Les Espagnols ont perdu Gibraltar au tout début du XVIIIe siècle. Ni les référendums ni les discussions des dernières années entre l'Espagne et la Grande-Bretagne n'ont changé les choses: à Gibraltar, on parle anglais, on paie en livres sterling et l'on mange davantage de fish and chips que de tapas. Seule concession aux Espagnols: les Britanniques de Gibraltar conduisent à droite, histoire de ne pas trop compliquer la vie aux Espagnols et autres touristes qui sont quelque 4 millions, chaque année, à venir faire ici trois petits tours et puis s'en vont.

Autre surprise, à l'approche de Gibraltar: plutôt que d'exploiter le rocher au maximum en multipliant les hôtels dans les villes environnantes, les Espagnols ont surtout planté le long de la côte des condominiums, des condominiums et encore des condominiums.

Pour se loger, c'est donc vraiment du côté d'Algésiras que ça se passe, parce que le rocher a quand même un petit quelque chose de monégasque: c'est cher.

Pour la majorité des touristes, Gilbraltar, qui ne fait que 5,8 km2, se visite surtout en un saut d'une journée. Mais quel saut! Et un saut qu'il faut planifier. L'obsession de mon ami pour la météo - alors qu'il faisait grand beau en Espagne depuis déjà deux semaines! - s'est révélée une juste précaution.

Parce que quand on va à Gibraltar, il faut que le temps soit clair, sans un nuage. L'idée, c'est quand même de voir l'Afrique, qui ne se trouve qu'à 13 km. D'ailleurs, sur le rocher, vous vous sentirez déjà un peu sur l'autre continent, ne serait-ce qu'en raison de cette centaine de singes qui règnent ici en rois et maîtres et qui auront tôt fait de lorgner - et même de vous arracher - toute nourriture qui pourrait leur sembler intéressante.

On ne sait pas trop comment ils ont atterri là, les macaques, mais ils seraient aujourd'hui plus de 150 à devoir gros à Churchill qui, dans les années 40, les a protégés contre toute menace d'extinction. Mieux: quand leur population a baissé, il aurait fait venir d'autres spécimens d'Afrique du Nord. C'est qu'à Gibraltar, les macaques ne sont pas que de simples singes, ce sont aussi des baromètres politiques: selon la superstition, quand les signes partiront de Gibraltar, les Anglais devront partir aussi.

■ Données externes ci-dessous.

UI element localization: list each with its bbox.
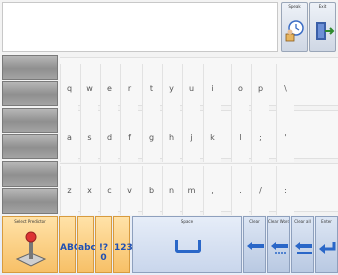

Gare aux singes, donc, qui lorgnent votre nourriture, mais gare aussi aux chauffeurs de taxi qui, eux, veulent une partie de votre porte-monnaie! Dès le tarmac, ils proposent de vous amener sur le rocher, mais à un prix de fou. Résistez. L'idéal, c'est de prendre le téléphérique, surtout si vous avez envie de faire un peu de randonnée sur le rocher - ou, si vous avez moins de temps, de partager avec sept ou huit touristes un taxi dont le chauffeur vous mènera là-haut en camionnette en vous racontant tout de Gibraltar.

Quelle que soit l'option retenue, arrivez tôt - surtout en haute saison et si vous voulez aussi visiter les nombreuses grottes - pour profiter de ce que Gibraltar a de mieux à offrir: des vues spectaculaires sur la côte espagnole, sur les flancs escarpés du rocher, sur cet entonnoir géographique où se croisent les eaux chaudes de la Méditerranée et celles, plus froides, de l'Atlantique.

Vous n'avez qu'à regarder ce cimetière de bateaux, où un autre s'est échoué il y a quelques mois à peine, pour constater à quel point les courants dangereux du détroit et les conditions climatiques très variables de Gibraltar ont fait trouver leur Waterloo à bon nombre de navigateurs...

C'est comme on vous le disait: la météo! Il faut toujours vérifier la météo avant de partir!